Selasa, 30 Desember 2014

Diplomasi Bergoglio

Diplomasi Bergoglio

Trias Kuncahyono   ;   Penulis kolom “Kredensial” Kompas Minggu
KOMPAS, 28 Desember 2014

                                                                                                                       


Dua puluh satu Januari 1998, Paus Yohanes Paulus II mengawali kunjungan lima harinya ke Kuba. Sebuah kunjungan yang luar biasa karena sejak Fidel Castro berkuasa tahun 1959, Kuba menyatakan diri sebagai ateistis. Pemerintah revolusioner pimpinan Castro menentang keras Gereja Katolik karena dianggap ada hubungannya dengan diktator Fulgencio Batista yang disingkirkannya. Kuba juga mengusir pastor asing, menyingkirkan pastor pribumi (Kuba), dan memantau semua kegiatan Gereja.
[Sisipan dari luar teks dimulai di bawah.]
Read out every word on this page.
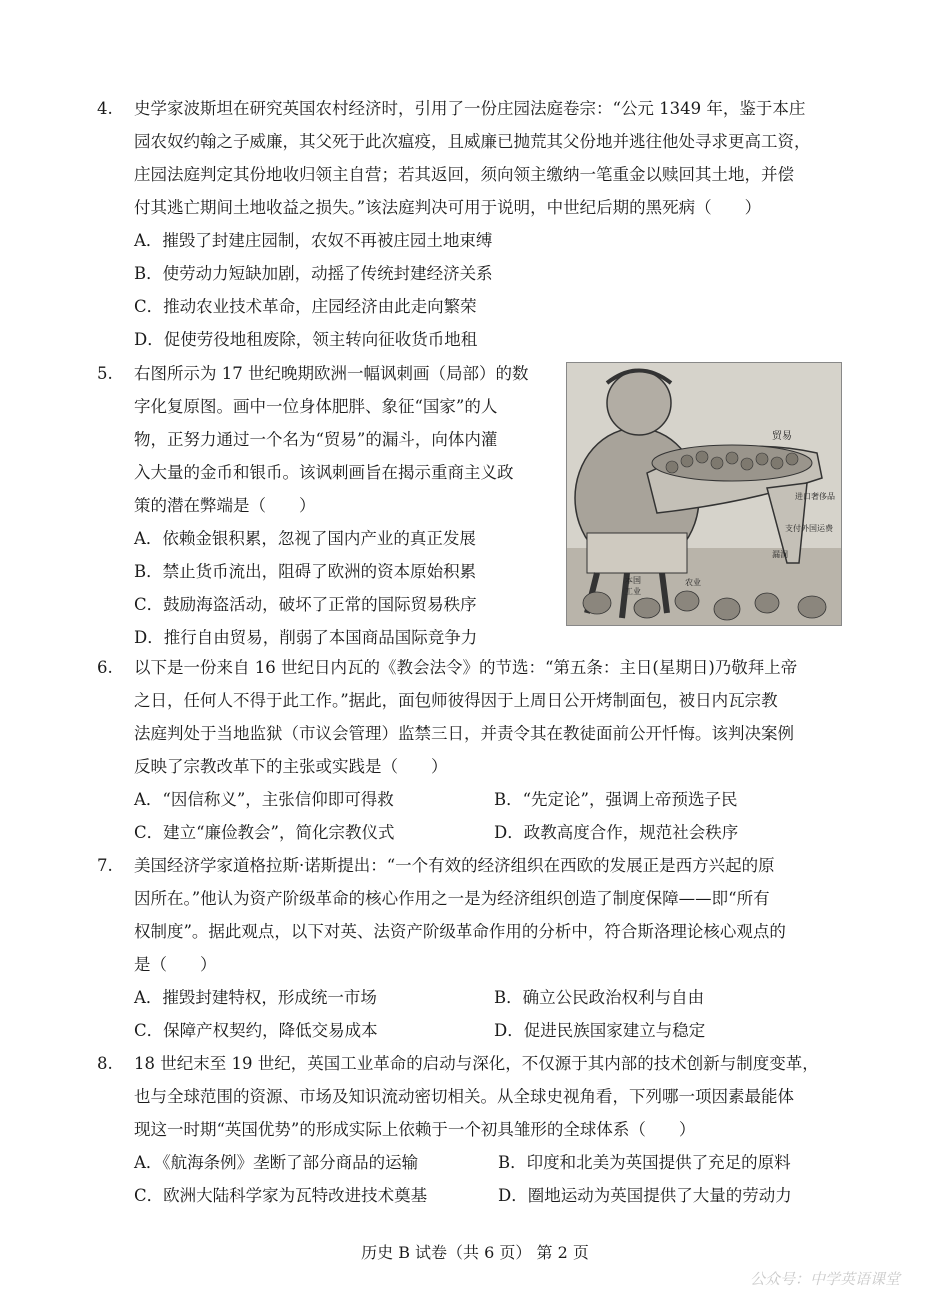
4. 史学家波斯坦在研究英国农村经济时，引用了一份庄园法庭卷宗：“公元 1349 年，鉴于本庄
园农奴约翰之子威廉，其父死于此次瘟疫，且威廉已抛荒其父份地并逃往他处寻求更高工资，
庄园法庭判定其份地收归领主自营；若其返回，须向领主缴纳一笔重金以赎回其土地，并偿
付其逃亡期间土地收益之损失。”该法庭判决可用于说明，中世纪后期的黑死病（　　）
A．摧毁了封建庄园制，农奴不再被庄园土地束缚
B．使劳动力短缺加剧，动摇了传统封建经济关系
C．推动农业技术革命，庄园经济由此走向繁荣
D．促使劳役地租废除，领主转向征收货币地租
5. 右图所示为 17 世纪晚期欧洲一幅讽刺画（局部）的数
字化复原图。画中一位身体肥胖、象征“国家”的人
物，正努力通过一个名为“贸易”的漏斗，向体内灌
入大量的金币和银币。该讽刺画旨在揭示重商主义政
策的潜在弊端是（　　）
A．依赖金银积累，忽视了国内产业的真正发展
B．禁止货币流出，阻碍了欧洲的资本原始积累
C．鼓励海盗活动，破坏了正常的国际贸易秩序
D．推行自由贸易，削弱了本国商品国际竞争力
贸易
进口奢侈品
支付外国运费
漏洞
本国
工业
农业
6. 以下是一份来自 16 世纪日内瓦的《教会法令》的节选：“第五条：主日(星期日)乃敬拜上帝
之日，任何人不得于此工作。”据此，面包师彼得因于上周日公开烤制面包，被日内瓦宗教
法庭判处于当地监狱（市议会管理）监禁三日，并责令其在教徒面前公开忏悔。该判决案例
反映了宗教改革下的主张或实践是（　　）
A．“因信称义”，主张信仰即可得救	B．“先定论”，强调上帝预选子民
C．建立“廉俭教会”，简化宗教仪式	D．政教高度合作，规范社会秩序
7. 美国经济学家道格拉斯·诺斯提出：“一个有效的经济组织在西欧的发展正是西方兴起的原
因所在。”他认为资产阶级革命的核心作用之一是为经济组织创造了制度保障——即“所有
权制度”。据此观点，以下对英、法资产阶级革命作用的分析中，符合斯洛理论核心观点的
是（　　）
A．摧毁封建特权，形成统一市场	B．确立公民政治权利与自由
C．保障产权契约，降低交易成本	D．促进民族国家建立与稳定
8. 18 世纪末至 19 世纪，英国工业革命的启动与深化，不仅源于其内部的技术创新与制度变革，
也与全球范围的资源、市场及知识流动密切相关。从全球史视角看，下列哪一项因素最能体
现这一时期“英国优势”的形成实际上依赖于一个初具雏形的全球体系（　　）
A．《航海条例》垄断了部分商品的运输	B．印度和北美为英国提供了充足的原料
C．欧洲大陆科学家为瓦特改进技术奠基	D．圈地运动为英国提供了大量的劳动力
历史 B 试卷（共 6 页） 第 2 页
公众号：中学英语课堂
Salah seorang yang menyertai Paus Yohanes Paulus II adalah Uskup Agung Buenos Aires Jorge Mario Bergoglio, yang sekarang Paus Fransiskus. Bergoglio, sebagai delegasi Gereja Amerika Latin, mendengar serta mencatat pembicaraan antara Paus Yohanes Paulus II dan Fidel Castro. Hasilnya? Setelah kembali ke Argentina, Bergoglio menulis buku kecil yang diberi judul Dialogues between John Paul II and Fidel Castro. Dalam buku ini, Bergoglio mengkritik pemberangusan kebebasan di Kuba, tetapi juga menyatakan, ”Motif-motif yang menyebabkan Amerika Serikat menjatuhkan embargo (terhadap Kuba) harus sepenuhnya disingkirkan.”

Bergoglio juga mengkritik sosialisme dan revolusi ateis Castro karena menyangkal martabat transendental manusia, serta semata-mata menjadikan manusia sebagai pelayan negara. Ia mencela embargo dan isolasi ekonomi AS terhadap Kuba karena memiskinkan Kuba.

Kisah Bergoglio mendampingi Paus Yohanes Paulus II ke Kuba dan bukunya ini muncul kembali setelah tersiar kabar, Bergoglio yang kini Paus Fransiskus berperan penting dalam proses awal normalisasi hubungan diplomatik AS-Kuba. Pemulihan hubungan diplomatik kedua negara—yang putus lebih dari setengah abad—diumumkan Presiden AS Barack Obama dan Presiden Kuba Raul Castro, 17 Desember lalu.

Semua bermula dari ”surat rahasia” Paus Fransiskus kepada Obama dan Castro. Dalam surat itu, Paus Fransiskus meminta mereka berdialog. Sejak itu, terjalinlah dialog antara wakil AS dan Kuba di Kanada. Dialog berlangsung 18 bulan dan berakhir dengan pengumuman normalisasi hubungan diplomatik.

Dialog, itulah kata kuncinya. Dialog menuntut kerendahan dan kelembutan hati untuk saling mendengarkan; diperlukan juga kepercayaan dan kebijaksanaan. Dalam dialog, kepercayaan akan menumbuhkan persahabatan dan kebijaksanaan meneguhkan persahabatan. Itulah ”nilai dialog”. Hal itu pula yang disarankan Paus Fransiskus kepada pemimpin AS dan Kuba. Bagi Paus Fransiskus, dialog adalah satu-satunya jalan mengakhiri isolasi Kuba dan permusuhan Kuba terhadap agama.

”Kerja seorang duta besar adalah pada tindakan-tindakan kecil, hal-hal kecil, tetapi selalu berakhir dengan melahirkan perdamaian, makin dekat dengan hati rakyat, merajut persaudaraan di antara bangsa-bangsa,” kata Paus Fransiskus setelah AS dan Kuba sepakat menormalisasi hubungan (International New York Times, 20-21 Desember 2014). Hal seperti itu juga yang dilakukan Paus Fransiskus ketika mempertemukan Presiden Israel Shimon Peres dan Presiden Palestina Mahmoud Abbas, 9 Juni 2014, di Vatikan dalam ”Prayer Summit” untuk perdamaian Timur Tengah.

Diplomasi Paus Fransiskus menunjukkan keberanian dan keinginan mengambil risiko serta melibatkan Vatikan dalam persengketaan diplomatik, terutama apabila Vatikan dapat memainkan peran sebagai perantara independen, seperti yang dilakukan di Kuba. Karena itu, ia mengirim surat rahasia kepada pemimpin AS dan Kuba yang ”menghidupkan lagi” hubungan kedua negara.